Twenty years ago (1992) in Northern Virginia and the Washington Metropolitan area, a group of well-educated Panamanian women were interested in assisting with education, health and social advancement of those in need.  After many years of living in the United States, they wanted to promote diversity and cross-cultural understanding between people from U.S., Panama and Latin America.  The small group started meeting at their homes looking for ways of making a difference in society, by creating a mechanism to empower the poor, educate them on health issues and working skills, in order to improve their well-being and their contribution to society. 

The group was started by the initiative and leadership of Carlota Pardini Ellrodt, who believed that establishing a non-profit organization was the best option to promote social awareness of those in need, and create a mechanism to provide monetary assistance to social programs, in the Republic of Panama and the metropolitan area of Washington, D.C. Their main objective was to rely on fund raising efforts to provide monetary assistance for educational programs, advocacy services to charitable organizations, and services to health organizations. "This was a way for them to get together and share information." Carlota, who's now retired and continues living in the D.C. area and spends her time traveling around the world, recalls that many women from or with different ties to Panama joined quickly. The only requirement to becoming a member of Fundacion Panama is to be Panamanian, a spouse of a Panamanian or other person with ties to Panama who have a desire to help others, share an interest in learning about Panama, and donate some time to make our programs work in favor of those deprived. Currently, most of our members live between Northern Virginia, Washington, D.C. and Baltimore area, however we have some members in other parts of the U.S. as well as in Panama.

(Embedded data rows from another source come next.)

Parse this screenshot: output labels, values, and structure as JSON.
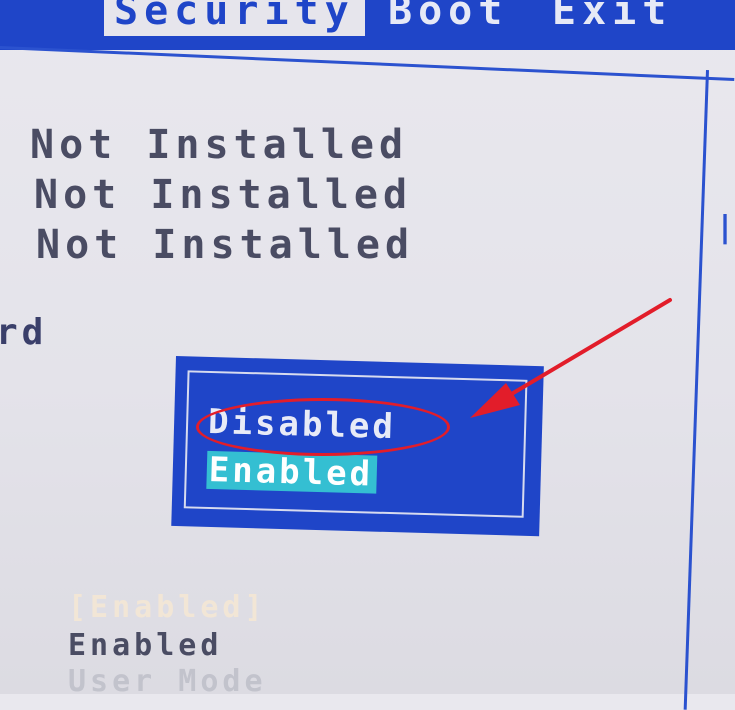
{
  "tabs": [
    {
      "label": "Security",
      "active": true
    },
    {
      "label": "Boot",
      "active": false
    },
    {
      "label": "Exit",
      "active": false
    }
  ],
  "status_values": [
    "Not Installed",
    "Not Installed",
    "Not Installed"
  ],
  "partial_label": "rd",
  "popup": {
    "options": [
      "Disabled",
      "Enabled"
    ],
    "selected": "Enabled"
  },
  "bottom_items": [
    "[Enabled]",
    "Enabled",
    "User Mode"
  ],
  "colors": {
    "bios_blue": "#1f45c8",
    "background": "#e6e5ec",
    "highlight": "#34bfd2",
    "annotation_red": "#e21d2a"
  },
  "icons": [
    "arrow-annotation-icon"
  ]
}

Our fund raising efforts were initiated with a Fashion Show of Panamanian brand garments "My Name is Panama" and "Modas Breevart". The event took place at the residence of the Panamanian Ambassador in Washington, D.C. Throughout the years, we have organized other fashion shows, "Noche Tipica", Afternoon Teas, Masquerade Ball, and several auctions at the Embassy of Panama. Also, we have enjoyed luncheons with tasteful Panamanian cuisine at the Interamerican Development Bank (BID); dinner galas at the Organization of American States; many dance receptions in various hotels of the area, including a dance with Osvaldo Ayala and his group brought directly from Panama. We also have the tradition of celebrating the Panamanian mother's day – December 8th _ by donating a basket with baby items to the first new born of the day alternating each year between a baby girl or baby boy born to a needy family in a D.C. hospital. In addition, we collect toys for kids of low income families and distribute them every year prior to Christmas to one of the D.C. local organizations .
We are very grateful to all the sponsorship of the Embassy of Panama, the support of the Organization of American States, as well as the contributions of the Interamerican Development Bank and the Panamanian Folkloric Group from Washington, D.C. (GRUPFOLPAWA), directed by Dr. Norma Small-Warren who not only has provided skillful folkloric dances entertaining our events, but also has held several positions as part of the Board.
During 20 years, Fundacion Panama, has celebrated different type of events with a threefold intention: socializing with members, their families and friends ; increasing donations, and expanding membership. Some of the highpoints for many years were the "Radio City Music Hall Christmas Show" in Broadway, N.Y., trips to "Pennsylvania in Summer"; "Picnics" in Virginia and Washington, DC parks;"Happy Hours";"Patio Sales," ; and social "Get Togethers" at members' residences.